Yes, that's octave.  As far as I know it only uses ImageMagick for
reading and writing files, and it may well be able to read and write
PBM/PGM/PPM natively.  But if you're using linux, then you'll have
ImageMagick available.  I don't know if there's a windows port.

-Alasdair

On Jan 11, 12:20 am, "David Joyner" <wdjoy...@gmail.com> wrote:
> On Sat, Jan 10, 2009 at 5:13 AM, Alasdair <amc...@gmail.com> wrote:
>
> > Why not use octave for image processing?  It can be run from within
> > Sage, and its image processing toolbox is very mature and functional.
> > From what I've seen of PIL, its functionality is outstripped by
> > octave.
>
> > -Alasdair
>
> I don't know Octave that well. Are you talking 
> abouthttp://octave.sourceforge.net/image/index.html?

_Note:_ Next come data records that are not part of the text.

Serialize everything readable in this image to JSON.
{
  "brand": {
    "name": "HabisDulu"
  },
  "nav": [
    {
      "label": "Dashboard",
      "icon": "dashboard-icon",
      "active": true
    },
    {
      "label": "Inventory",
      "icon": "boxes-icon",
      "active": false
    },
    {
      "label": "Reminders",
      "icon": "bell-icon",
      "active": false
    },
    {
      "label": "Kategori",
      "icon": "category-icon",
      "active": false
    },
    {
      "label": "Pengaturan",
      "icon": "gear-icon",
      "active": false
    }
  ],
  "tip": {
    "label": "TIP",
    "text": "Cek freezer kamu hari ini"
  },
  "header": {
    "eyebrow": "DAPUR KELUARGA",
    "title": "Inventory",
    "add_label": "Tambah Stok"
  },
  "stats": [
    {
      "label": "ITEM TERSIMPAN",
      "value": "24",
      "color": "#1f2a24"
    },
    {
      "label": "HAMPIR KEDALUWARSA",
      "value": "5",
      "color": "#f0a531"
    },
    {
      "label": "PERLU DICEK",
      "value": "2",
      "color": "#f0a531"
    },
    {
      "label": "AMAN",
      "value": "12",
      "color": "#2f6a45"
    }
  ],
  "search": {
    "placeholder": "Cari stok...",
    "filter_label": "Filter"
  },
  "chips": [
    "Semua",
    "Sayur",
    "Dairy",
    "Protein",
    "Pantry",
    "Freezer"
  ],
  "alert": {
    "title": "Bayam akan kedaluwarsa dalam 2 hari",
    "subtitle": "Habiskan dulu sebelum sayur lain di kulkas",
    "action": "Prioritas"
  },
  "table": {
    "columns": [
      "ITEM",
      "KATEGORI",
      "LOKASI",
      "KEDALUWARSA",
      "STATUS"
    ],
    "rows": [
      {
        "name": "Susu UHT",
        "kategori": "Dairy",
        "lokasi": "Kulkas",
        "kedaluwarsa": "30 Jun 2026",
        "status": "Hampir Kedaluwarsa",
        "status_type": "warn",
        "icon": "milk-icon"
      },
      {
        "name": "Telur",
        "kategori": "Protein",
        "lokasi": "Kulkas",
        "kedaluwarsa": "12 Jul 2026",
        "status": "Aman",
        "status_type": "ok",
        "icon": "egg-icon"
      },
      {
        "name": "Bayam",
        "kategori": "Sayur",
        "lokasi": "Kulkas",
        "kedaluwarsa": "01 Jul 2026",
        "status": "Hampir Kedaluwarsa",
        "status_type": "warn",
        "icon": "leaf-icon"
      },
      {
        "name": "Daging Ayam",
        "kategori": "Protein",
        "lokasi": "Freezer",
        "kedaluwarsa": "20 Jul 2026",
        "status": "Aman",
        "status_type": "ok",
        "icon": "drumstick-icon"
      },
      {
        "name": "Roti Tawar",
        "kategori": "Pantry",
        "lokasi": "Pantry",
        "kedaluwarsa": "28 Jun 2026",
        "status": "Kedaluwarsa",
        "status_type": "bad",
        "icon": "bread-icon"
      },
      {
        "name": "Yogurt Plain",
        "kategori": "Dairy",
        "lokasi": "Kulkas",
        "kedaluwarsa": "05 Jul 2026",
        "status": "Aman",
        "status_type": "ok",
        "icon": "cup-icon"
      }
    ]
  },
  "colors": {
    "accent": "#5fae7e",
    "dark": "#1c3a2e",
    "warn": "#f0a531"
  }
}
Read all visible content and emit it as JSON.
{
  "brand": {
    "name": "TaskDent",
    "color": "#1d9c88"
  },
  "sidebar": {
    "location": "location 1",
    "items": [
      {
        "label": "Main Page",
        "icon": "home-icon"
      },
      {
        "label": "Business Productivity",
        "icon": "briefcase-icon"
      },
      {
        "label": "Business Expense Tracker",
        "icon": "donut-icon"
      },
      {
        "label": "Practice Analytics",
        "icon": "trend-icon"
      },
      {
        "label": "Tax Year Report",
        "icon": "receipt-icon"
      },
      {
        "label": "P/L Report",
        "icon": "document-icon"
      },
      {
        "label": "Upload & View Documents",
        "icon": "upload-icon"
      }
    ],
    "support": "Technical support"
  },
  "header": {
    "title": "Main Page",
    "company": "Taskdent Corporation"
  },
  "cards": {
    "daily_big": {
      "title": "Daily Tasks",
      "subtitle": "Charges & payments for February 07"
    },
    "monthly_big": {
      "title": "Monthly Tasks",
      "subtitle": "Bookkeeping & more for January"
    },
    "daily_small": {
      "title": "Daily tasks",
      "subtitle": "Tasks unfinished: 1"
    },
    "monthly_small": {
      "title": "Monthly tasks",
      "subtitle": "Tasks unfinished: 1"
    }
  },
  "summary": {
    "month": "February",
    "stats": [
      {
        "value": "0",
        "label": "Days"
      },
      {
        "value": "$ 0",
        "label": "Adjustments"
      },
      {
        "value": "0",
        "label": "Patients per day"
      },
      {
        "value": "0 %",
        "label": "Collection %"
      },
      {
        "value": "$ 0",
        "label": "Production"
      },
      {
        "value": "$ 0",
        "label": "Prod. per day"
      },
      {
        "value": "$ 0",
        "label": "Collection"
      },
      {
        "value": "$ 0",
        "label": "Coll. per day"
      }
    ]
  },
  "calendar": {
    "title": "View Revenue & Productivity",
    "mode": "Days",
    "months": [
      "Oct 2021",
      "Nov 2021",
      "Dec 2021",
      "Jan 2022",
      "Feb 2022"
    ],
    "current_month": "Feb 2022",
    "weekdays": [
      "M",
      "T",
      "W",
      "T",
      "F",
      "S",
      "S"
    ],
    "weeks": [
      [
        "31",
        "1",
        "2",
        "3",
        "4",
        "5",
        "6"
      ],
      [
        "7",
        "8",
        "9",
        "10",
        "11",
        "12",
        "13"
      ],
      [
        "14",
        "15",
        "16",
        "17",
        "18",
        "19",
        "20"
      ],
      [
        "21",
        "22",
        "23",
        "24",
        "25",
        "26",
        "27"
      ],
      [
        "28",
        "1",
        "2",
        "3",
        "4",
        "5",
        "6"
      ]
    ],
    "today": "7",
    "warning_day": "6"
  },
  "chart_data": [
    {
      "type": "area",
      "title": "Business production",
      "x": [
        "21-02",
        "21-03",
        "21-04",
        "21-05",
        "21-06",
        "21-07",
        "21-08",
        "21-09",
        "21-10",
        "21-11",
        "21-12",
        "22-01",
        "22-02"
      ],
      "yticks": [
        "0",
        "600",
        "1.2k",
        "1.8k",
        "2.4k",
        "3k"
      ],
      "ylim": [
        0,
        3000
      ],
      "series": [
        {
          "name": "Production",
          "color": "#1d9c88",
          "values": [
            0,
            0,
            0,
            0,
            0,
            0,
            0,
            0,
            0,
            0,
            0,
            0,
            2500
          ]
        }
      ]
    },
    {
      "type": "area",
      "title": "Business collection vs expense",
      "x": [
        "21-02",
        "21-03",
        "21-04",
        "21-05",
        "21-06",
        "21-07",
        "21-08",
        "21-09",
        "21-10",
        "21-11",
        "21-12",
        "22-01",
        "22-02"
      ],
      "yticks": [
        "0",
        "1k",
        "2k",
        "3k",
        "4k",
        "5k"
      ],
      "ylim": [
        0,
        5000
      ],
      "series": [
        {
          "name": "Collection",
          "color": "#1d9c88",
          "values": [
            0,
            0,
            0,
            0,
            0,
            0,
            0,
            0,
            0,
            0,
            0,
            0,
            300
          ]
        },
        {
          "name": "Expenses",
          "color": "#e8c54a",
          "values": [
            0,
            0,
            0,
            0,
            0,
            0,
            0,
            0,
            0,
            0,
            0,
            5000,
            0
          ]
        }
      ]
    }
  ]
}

> If so, this does require an interface to imagemagick,
> which I gather is quite a powerful program itself.
> Thoughts?
>
>
>
> > On Jan 10, 1:11 am, lfmartins <luizfelipe.mart...@gmail.com> wrote:
> >> I'm trying to do image processing in Sage, and so far I have been able
> >> to do something like this:
>
> >> import sympy.thirdparty
> >> pyglet = sympy.thirdparty.import_thirdparty('pyglet')
> >> from pyglet import image
> >> fimg = open('<path omitted>.jpg','rb')
> >> img = image.load('hint.jpg',fimg)
> >> w,h = img.width, img.height;
> >> w,h
>
> >> I don't want to display the images in Sage, just be able to manipulate
> >> them (add noise, etc.)
>
> >> Is there another way, like importing pil directly?